OK, what the heck is a telomere? It’s the protective end caps on our chromosomes somewhat like the cap on the end of a shoelace. It protects them from damage or aging. As cells divide, which they do every second of your life, the telomeres will naturally shorten over time which leads to aging and age-related conditions. Your lifestyle choices can certainly speed up or slow down this process.
Here are 7 steps you can take to lengthen yours and improve your quality of life now and as you enter your golden years.
1. Employ a Positive Mindset Practice Gratitude. Journal positive affirmations. Live with purpose. Surround yourself with a like-minded community, friends, and family. Focus on the good. Focus on the positive. Have fun, laugh and play.
2. Flood Your Body with Good Nutrition Eat an anti-inflammatory diet and maintain a healthy weight. Avoid refined sugar, grain, vegetable oil and processed food. Avoid smoking and minimize alcohol. Eat a healthy balance of macronutrients. We all have different needs, but you need enough protein to maintain your muscle mass and avoid sarcopenia (loss of muscle tissue as a natural part of the aging process). According to Dr. Gabrielle Lyon (a functional medicine physician specializing in Muscle-Centric Medicine), the recommended daily allowance for younger and middle-aged adults is 1.2 grams per kilogram of protein per day. For the elderly, she recommends 1.6 to 2.2 grams per kilogram per day for optimal health. Ample healthy fats will support brain health. Lower carbohydrates (typically 150 or less) to manage your sugar and insulin levels. Intermittent fasting is a great tool too, with a minimum of 12/12 (eating/fasting). Read more on intermittent fasting here.
3. Manage Stress Be mindful. Practice yoga, deep breathing, meditation, grounding or the Emotional Freedom Technique. Disconnect and walk in nature.
4. Get Quality Sleep A good night’s sleep starts as soon as you wake up. Get morning sunlight exposure to reset your internal body clock. Develop a bedtime routine. Avoid excessive artificial light and digital stimulation after dark. Install f.lux on your mobile phones and computers to reduce the amount of blue light emitted by your screens or use blue-blocking glasses.
5. Do Functional Body Movement Exercises Move your body frequently by walking, dancing, swimming or doing whatever you enjoy. You can’t out-exercise a sedentary lifestyle. Do bodyweight exercises for lean muscle mass and to metabolize fat. Occasionally get your heart rate up by sprint workouts which can be done in as little as 4 minutes. These can be adapted to your fitness level.
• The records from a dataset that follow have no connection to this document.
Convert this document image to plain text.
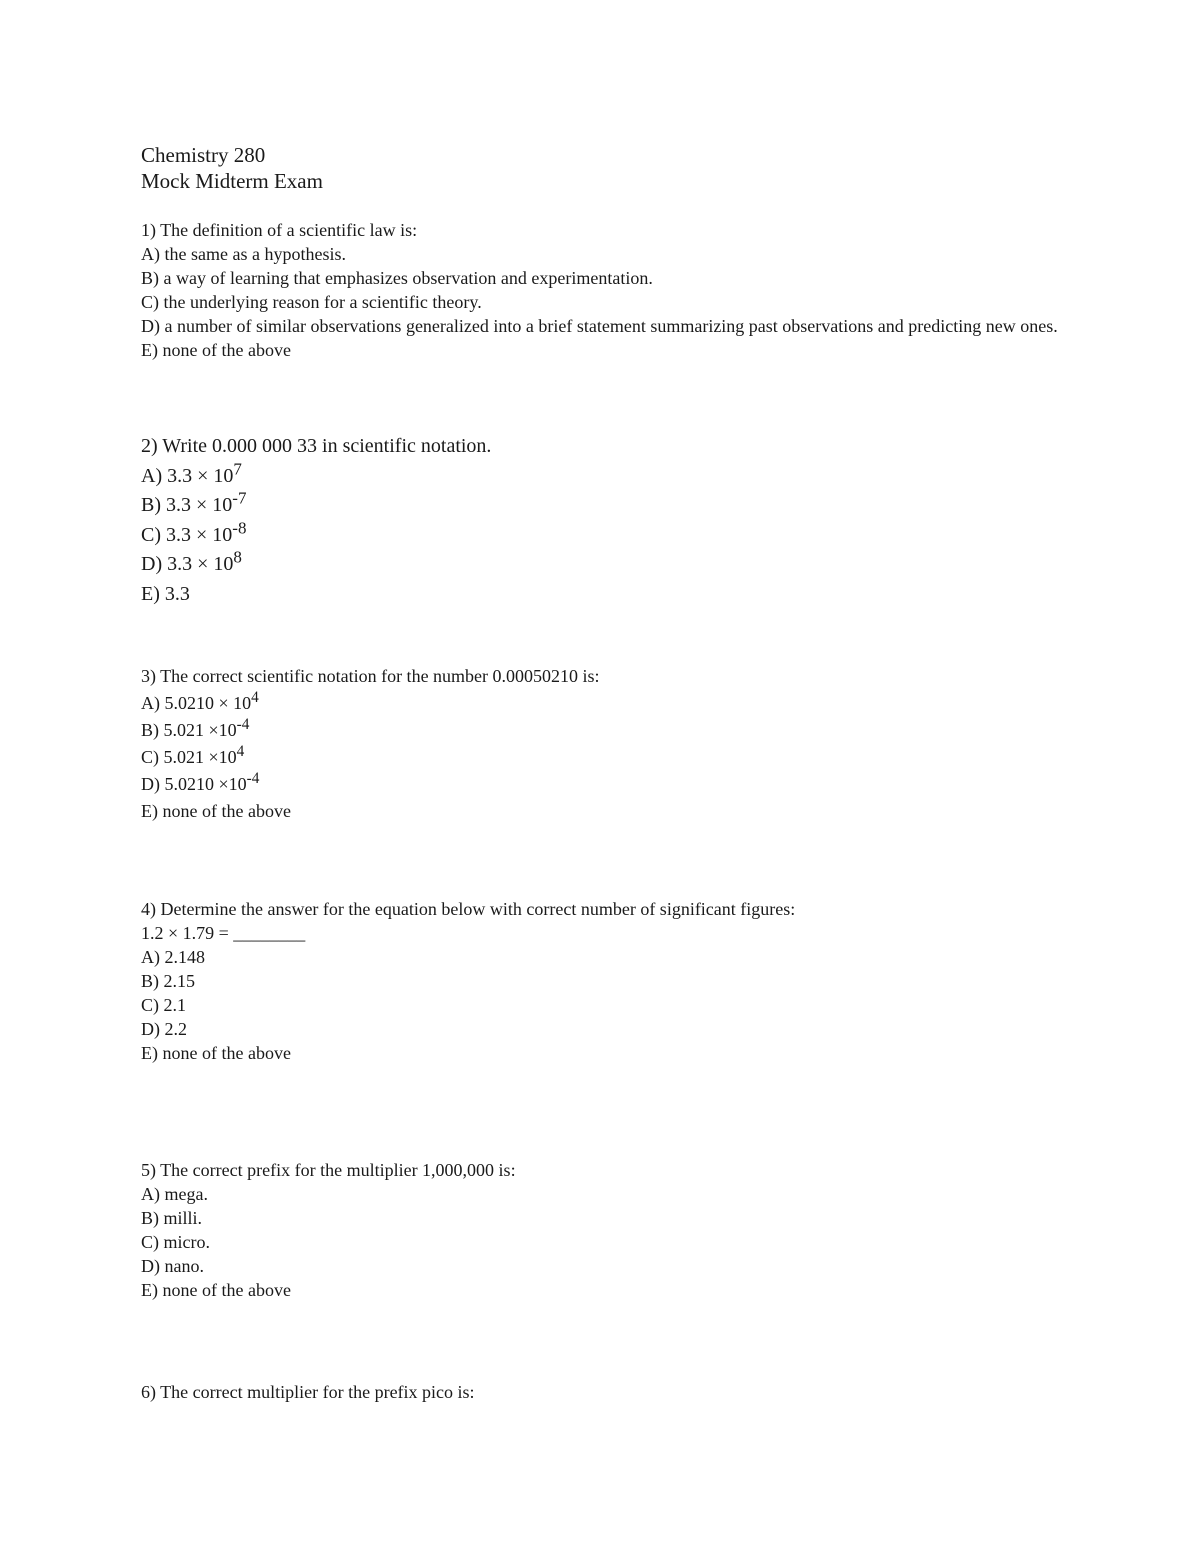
Chemistry 280
Mock Midterm Exam
1) The definition of a scientific law is:
A) the same as a hypothesis.
B) a way of learning that emphasizes observation and experimentation.
C) the underlying reason for a scientific theory.
D) a number of similar observations generalized into a brief statement summarizing past observations and predicting new ones.
E) none of the above
2) Write 0.000 000 33 in scientific notation.
A) $3.3 \times 10^7$
B) $3.3 \times 10^{-7}$
C) $3.3 \times 10^{-8}$
D) $3.3 \times 10^8$
E) 3.3
3) The correct scientific notation for the number 0.00050210 is:
A) $5.0210 \times 10^4$
B) $5.021 \times 10^{-4}$
C) $5.021 \times 10^4$
D) $5.0210 \times 10^{-4}$
E) none of the above
4) Determine the answer for the equation below with correct number of significant figures:
1.2 × 1.79 = ________
A) 2.148
B) 2.15
C) 2.1
D) 2.2
E) none of the above
5) The correct prefix for the multiplier 1,000,000 is:
A) mega.
B) milli.
C) micro.
D) nano.
E) none of the above
6) The correct multiplier for the prefix pico is:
6. Keep Your Brain Fit Your brain is a muscle, exercise it. Engage in creative and intellectual activities to nurture your mental health and overall well being such as puzzles, crosswords, Sudoku, play an instrument, learn a foreign language, or pick up a new hobby. Try to learn something new every day.
7. Minimize Toxic Exposure Filter your air and water. Ensure your food sources, and body care and cleaning products are as chemical and toxin-free as possible. Support your body’s ability to detox by staying hydrated, dry brushing, rebounding, infrared saunas or cold showers.
Now go out there and make good choices! Your grandkids will thank you.